A Graph-native Optimization Framework for Complex Graph Queries
Bingqing Lyu, Xiaoli Zhou, Longbin Lai, Yufan Yang, Yunkai Lou, Wenyuan Yu, Jingren Zhou
TL;DR
GOpt addresses the challenge of efficiently processing complex graph patterns by introducing a graph-native, language-agnostic intermediate representation (GIR) and a dual-strategy optimization engine: RuleBasedStrategy for heuristic, rule-driven improvements and PatternStrategy for cost-based, internal ordering of graph operators. Its architecture decouples parsing, optimization, and execution, enabling seamless backend integration with Neo4j and GraphScope through a physical-converter interface and an optional protobuf-based plan format. The framework formalizes semantic variations in pattern matching, supports extensive optimization rules (e.g., FilterIntoPattern, EVFusion, ComSubPattern), and demonstrates substantial performance gains across a spectrum of queries, including single-pattern, multi-pattern, path, cyclic, and complex CGPs on SNB-like workloads. The work provides practical guidance for industrial graph analytics pipelines, showing how to apply hierarchical optimizations and cost-aware plan selection to achieve scalable, graph-native query processing.
Abstract
This technical report extends the SIGMOD 2025 paper "A Modular Graph-Native Query Optimization Framework" by providing a comprehensive exposition of GOpt's advanced technical mechanisms, implementation strategies, and extended evaluations.
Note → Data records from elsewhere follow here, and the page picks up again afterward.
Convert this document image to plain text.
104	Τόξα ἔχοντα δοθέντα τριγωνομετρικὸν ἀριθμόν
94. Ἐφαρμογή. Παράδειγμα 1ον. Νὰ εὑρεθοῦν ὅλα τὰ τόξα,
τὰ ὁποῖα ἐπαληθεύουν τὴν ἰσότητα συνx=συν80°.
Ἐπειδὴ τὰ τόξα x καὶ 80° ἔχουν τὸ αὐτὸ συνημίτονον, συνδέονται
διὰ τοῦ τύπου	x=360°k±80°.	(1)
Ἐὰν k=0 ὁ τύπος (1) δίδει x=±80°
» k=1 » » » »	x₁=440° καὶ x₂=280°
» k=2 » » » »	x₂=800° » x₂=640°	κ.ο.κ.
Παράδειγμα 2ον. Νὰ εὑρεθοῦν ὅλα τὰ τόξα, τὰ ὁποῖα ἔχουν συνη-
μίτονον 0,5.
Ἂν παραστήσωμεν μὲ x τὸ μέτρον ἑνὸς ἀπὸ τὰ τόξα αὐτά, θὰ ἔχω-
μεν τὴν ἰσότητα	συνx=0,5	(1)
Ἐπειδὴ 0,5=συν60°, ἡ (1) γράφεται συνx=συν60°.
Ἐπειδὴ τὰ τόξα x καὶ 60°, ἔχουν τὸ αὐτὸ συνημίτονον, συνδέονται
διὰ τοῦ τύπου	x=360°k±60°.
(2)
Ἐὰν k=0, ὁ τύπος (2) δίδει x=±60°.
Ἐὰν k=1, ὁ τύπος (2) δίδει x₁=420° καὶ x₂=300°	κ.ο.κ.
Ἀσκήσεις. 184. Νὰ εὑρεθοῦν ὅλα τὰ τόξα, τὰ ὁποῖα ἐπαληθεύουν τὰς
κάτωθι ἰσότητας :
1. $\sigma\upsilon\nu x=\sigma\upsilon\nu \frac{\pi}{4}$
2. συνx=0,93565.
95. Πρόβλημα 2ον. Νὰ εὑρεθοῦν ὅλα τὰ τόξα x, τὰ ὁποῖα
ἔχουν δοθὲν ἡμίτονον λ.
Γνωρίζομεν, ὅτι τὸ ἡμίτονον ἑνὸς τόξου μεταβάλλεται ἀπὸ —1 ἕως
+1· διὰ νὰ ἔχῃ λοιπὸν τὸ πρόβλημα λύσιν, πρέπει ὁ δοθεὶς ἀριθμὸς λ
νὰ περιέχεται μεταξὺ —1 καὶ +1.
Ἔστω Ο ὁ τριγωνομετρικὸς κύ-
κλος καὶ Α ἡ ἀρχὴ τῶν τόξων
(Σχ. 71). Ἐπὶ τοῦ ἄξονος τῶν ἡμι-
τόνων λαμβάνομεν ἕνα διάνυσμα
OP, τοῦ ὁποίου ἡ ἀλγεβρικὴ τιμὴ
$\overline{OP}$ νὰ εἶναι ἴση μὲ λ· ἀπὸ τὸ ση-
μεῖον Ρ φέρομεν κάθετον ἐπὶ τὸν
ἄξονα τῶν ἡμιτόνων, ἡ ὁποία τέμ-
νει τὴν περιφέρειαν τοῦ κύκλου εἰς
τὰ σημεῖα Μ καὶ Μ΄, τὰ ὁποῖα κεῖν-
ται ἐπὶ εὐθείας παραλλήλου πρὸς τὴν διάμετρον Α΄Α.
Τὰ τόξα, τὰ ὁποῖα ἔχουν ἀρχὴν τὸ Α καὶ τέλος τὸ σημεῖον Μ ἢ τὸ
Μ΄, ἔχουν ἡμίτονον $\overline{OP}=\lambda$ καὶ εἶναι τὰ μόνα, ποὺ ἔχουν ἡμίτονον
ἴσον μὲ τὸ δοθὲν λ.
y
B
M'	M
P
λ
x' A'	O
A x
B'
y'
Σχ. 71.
While the original paper introduced GOpt's unified intermediate representation (GIR) and demonstrated its performance benefits, this report delves into the framework's implementation depth: (1) the full specification of GOpt's optimization rules; (2) a systematic treatment of semantic variations (e.g., homomorphism vs. edge-distinct matching) across query languages and their implications for optimization; (3) the design of GOpt's Physical integration interface, enabling seamless integration with transactional (Neo4j) and distributed (GraphScope) backends via engine-specific operator customization; and (4) a detailed analysis of plan transformations for LDBC benchmark queries.